I think what eternal scale utilitarianism really does is connect up our sense or morality with reality in a way that non-eternal scale utilitarianism does not and cannot.
As Adam points out, I’m not sure it’s necessarily that Eternal Scale Utilitarianism = Morality per se. Morality is the sense of obligation. Eternal Scale Utilitarianism explains why that sense of obligation is always both in our own and all others interest.
I believe that perhaps the greatest limitation of analytical philosophy is that at some point you reach a level where things can no longer be broken down. There are some things that are so fundamental that they simply are.
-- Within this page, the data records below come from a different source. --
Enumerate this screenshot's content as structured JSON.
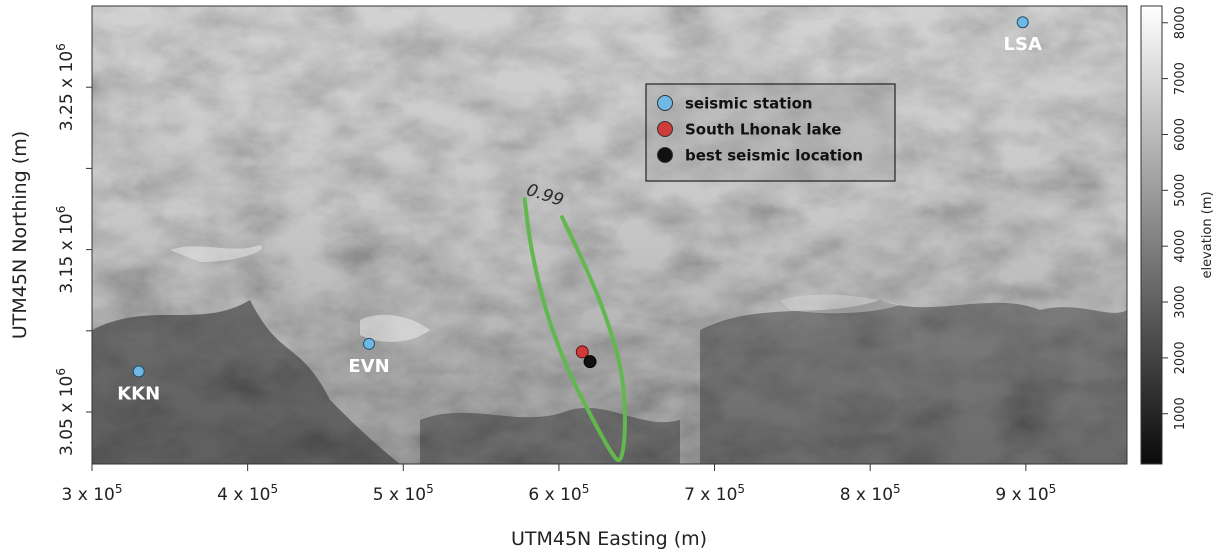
{
  "axes": {
    "xlabel": "UTM45N Easting (m)",
    "ylabel": "UTM45N Northing (m)",
    "x_ticks": [
      {
        "value": 300000,
        "base": "3 x 10",
        "exp": "5"
      },
      {
        "value": 400000,
        "base": "4 x 10",
        "exp": "5"
      },
      {
        "value": 500000,
        "base": "5 x 10",
        "exp": "5"
      },
      {
        "value": 600000,
        "base": "6 x 10",
        "exp": "5"
      },
      {
        "value": 700000,
        "base": "7 x 10",
        "exp": "5"
      },
      {
        "value": 800000,
        "base": "8 x 10",
        "exp": "5"
      },
      {
        "value": 900000,
        "base": "9 x 10",
        "exp": "5"
      }
    ],
    "y_ticks": [
      {
        "value": 3050000,
        "base": "3.05 x 10",
        "exp": "6"
      },
      {
        "value": 3150000,
        "base": "3.15 x 10",
        "exp": "6"
      },
      {
        "value": 3250000,
        "base": "3.25 x 10",
        "exp": "6"
      }
    ],
    "y_extra_ticks": [
      3100000,
      3200000
    ],
    "xlim": [
      300000,
      965000
    ],
    "ylim": [
      3018000,
      3300000
    ]
  },
  "colorbar": {
    "label": "elevation (m)",
    "ticks": [
      "1000",
      "2000",
      "3000",
      "4000",
      "5000",
      "6000",
      "7000",
      "8000"
    ],
    "tick_values": [
      1000,
      2000,
      3000,
      4000,
      5000,
      6000,
      7000,
      8000
    ],
    "range": [
      100,
      8300
    ]
  },
  "stations": [
    {
      "label": "LSA",
      "x": 898000,
      "y": 3290000
    },
    {
      "label": "EVN",
      "x": 478000,
      "y": 3092000
    },
    {
      "label": "KKN",
      "x": 330000,
      "y": 3075000
    }
  ],
  "lake": {
    "x": 615000,
    "y": 3087000
  },
  "best_location": {
    "x": 620000,
    "y": 3081000
  },
  "contour": {
    "label": "0.99",
    "points": [
      [
        578000,
        3181000
      ],
      [
        582000,
        3150000
      ],
      [
        592000,
        3110000
      ],
      [
        606000,
        3075000
      ],
      [
        622000,
        3045000
      ],
      [
        634000,
        3024000
      ],
      [
        640000,
        3018000
      ],
      [
        643000,
        3040000
      ],
      [
        641000,
        3075000
      ],
      [
        630000,
        3110000
      ],
      [
        617000,
        3140000
      ],
      [
        602000,
        3170000
      ]
    ]
  },
  "legend": {
    "items": [
      {
        "label": "seismic station",
        "color": "#6fb8e6"
      },
      {
        "label": "South Lhonak lake",
        "color": "#cf3a3a"
      },
      {
        "label": "best seismic location",
        "color": "#111111"
      }
    ]
  },
  "colors": {
    "station": "#6fb8e6",
    "lake": "#cf3a3a",
    "best": "#111111",
    "contour": "#62b84e"
  }
}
Willam of Ockham referred to things known per se nota, i.e. by very acquaintance with the terms themselves. What mode of analysis would one apply to determine that gratuitous suffering is to be minimized, for example?
Gratuitous suffering or something like it, must be naturally wrong, or there is no morality. And how can you establish the nature of anything fundamental by rational analysis alone? We can only know that gratuitous suffering is to be avoided through our own experience or through our understanding, perception, or participation of/in the experience of others, no?
On that basis it seems that consequentialism reduces to deontology at the micro-level, i.e. without a duty to avoid unanalyzable natural wrongs, there can be no metric to rank relative consequences, even in principle.
It is where deontology starts insisting on the natural and independent existence of macro scale rules that it becomes untenable. What about rules that conflict? Two rules that conflict with each other do little more than establish the fact that one or both are not fundamental at all. They make about as much sense as fundamental obligations as two laws of physics that cannot be mutually satisfied in all times and all places. That is what I am trying to say here.